Here's the situation: as with many others, we're (DBA team) asked to
support hundreds of environments. In one situation a DBA (let's call him
Scapebob) had multiple putty sessions open for hosts supporting stage and
production for the same application. In the heat of the moment he typed a
"srvctl stop instance..." command in wrong window - production instead of
stage. Both stage and production are 4-node RACs and initially no one
noticed, not even the client. Scapebob immediately restarted the
production instance and all was fine for about an hr but then some locking
issues came up that caused an outage at which point upper-management heard
of the accidental instance shutdown and our whole team came under fire.

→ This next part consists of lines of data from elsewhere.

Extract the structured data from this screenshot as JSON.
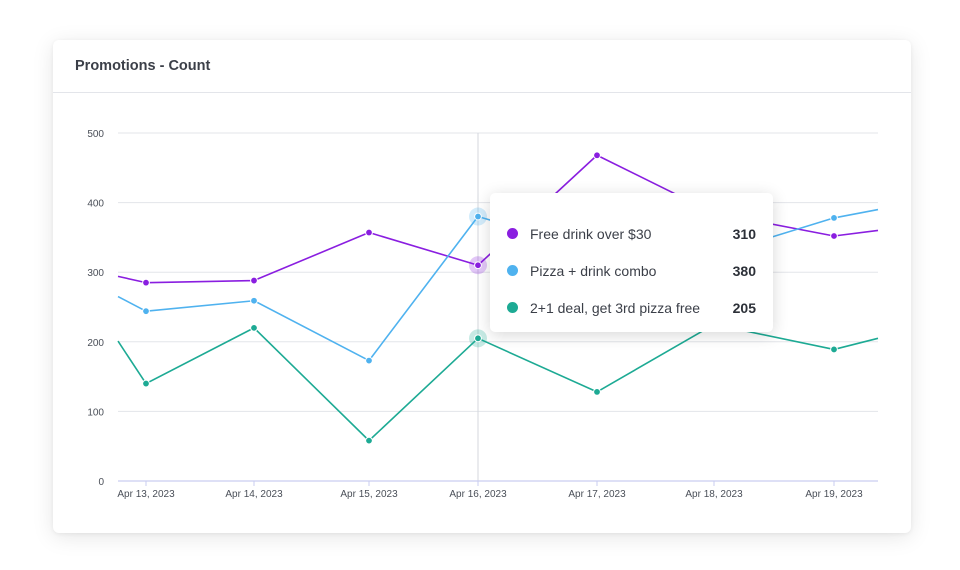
{
  "card": {
    "title": "Promotions - Count"
  },
  "colors": {
    "purple": "#8a1ee0",
    "blue": "#4fb2ef",
    "teal": "#1daa94",
    "grid": "#e3e5ea",
    "axis": "#c9cdf0"
  },
  "chart_data": {
    "type": "line",
    "title": "Promotions - Count",
    "x": [
      "Apr 13, 2023",
      "Apr 14, 2023",
      "Apr 15, 2023",
      "Apr 16, 2023",
      "Apr 17, 2023",
      "Apr 18, 2023",
      "Apr 19, 2023"
    ],
    "ylim": [
      0,
      500
    ],
    "yticks": [
      0,
      100,
      200,
      300,
      400,
      500
    ],
    "grid": true,
    "series": [
      {
        "name": "Free drink over $30",
        "color": "#8a1ee0",
        "values": [
          285,
          288,
          357,
          310,
          468,
          385,
          352
        ]
      },
      {
        "name": "Pizza + drink combo",
        "color": "#4fb2ef",
        "values": [
          244,
          259,
          173,
          380,
          330,
          325,
          378
        ]
      },
      {
        "name": "2+1 deal, get 3rd pizza free",
        "color": "#1daa94",
        "values": [
          140,
          220,
          58,
          205,
          128,
          225,
          189
        ]
      }
    ],
    "edge_start": [
      294,
      265,
      201
    ],
    "edge_end": [
      360,
      390,
      205
    ],
    "highlight_index": 3
  },
  "tooltip": {
    "rows": [
      {
        "label": "Free drink over $30",
        "value": "310",
        "color": "#8a1ee0"
      },
      {
        "label": "Pizza + drink combo",
        "value": "380",
        "color": "#4fb2ef"
      },
      {
        "label": "2+1 deal, get 3rd pizza free",
        "value": "205",
        "color": "#1daa94"
      }
    ]
  }
}
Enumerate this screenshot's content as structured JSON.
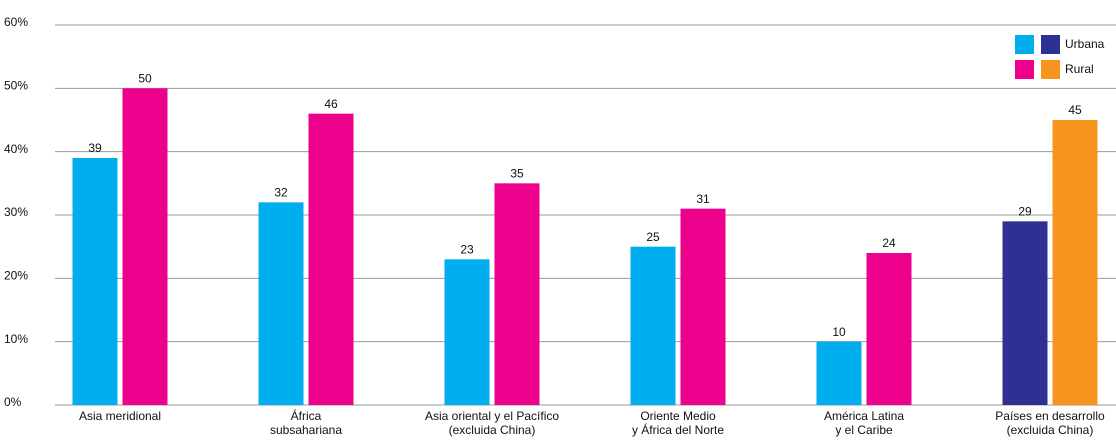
{
  "chart_data": {
    "type": "bar",
    "categories": [
      "Asia meridional",
      "África\nsubsahariana",
      "Asia oriental y el Pacífico\n(excluida China)",
      "Oriente Medio\ny África del Norte",
      "América Latina\ny el Caribe",
      "Países en desarrollo\n(excluida China)"
    ],
    "series": [
      {
        "name": "Urbana",
        "colors": [
          "#00aeef",
          "#00aeef",
          "#00aeef",
          "#00aeef",
          "#00aeef",
          "#2e3192"
        ],
        "values": [
          39,
          32,
          23,
          25,
          10,
          29
        ]
      },
      {
        "name": "Rural",
        "colors": [
          "#ec008c",
          "#ec008c",
          "#ec008c",
          "#ec008c",
          "#ec008c",
          "#f7941d"
        ],
        "values": [
          50,
          46,
          35,
          31,
          24,
          45
        ]
      }
    ],
    "ylim": [
      0,
      60
    ],
    "yticks": [
      {
        "value": 0,
        "label": "0%"
      },
      {
        "value": 10,
        "label": "10%"
      },
      {
        "value": 20,
        "label": "20%"
      },
      {
        "value": 30,
        "label": "30%"
      },
      {
        "value": 40,
        "label": "40%"
      },
      {
        "value": 50,
        "label": "50%"
      },
      {
        "value": 60,
        "label": "60%"
      }
    ],
    "grid": true,
    "legend": "top-right"
  }
}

The question/issue/subject I'm researching is how to best avoid this kind
of thing happening again.



· We already have LDAP/RH directory involved on a number of
environments but that doesn't differentiate production vs. lower env. All
require individual accounts and use "sudo -u oracle" to execute more
dangerous commands.

· Should we look into some kind of additional controls where
commands like "srvctl stop…" cannot be run under our own accounts using
"sudo -u oracle" but instead need a different account on production? For
example, normally our unfortunate DBA would use his "scapebob" Linux
account but perhaps to perform a production shutdown he'd need to connect
as "scapebob-rw", a new, special account just for dangerous production
activities.

· The problem in our situation was over confusion with multiple
windows. Do people set a Linux TMOUT to something short like 10 or 15
minutes, to hopefully avoid accidentally leaving production putty sessions
open?

· Beyond changing the linux prompt and text colors (we set $PS1
with escape sequences and various key, env-specific values) do you do
anything else for protection of production?



Thanks in advance for anything shared.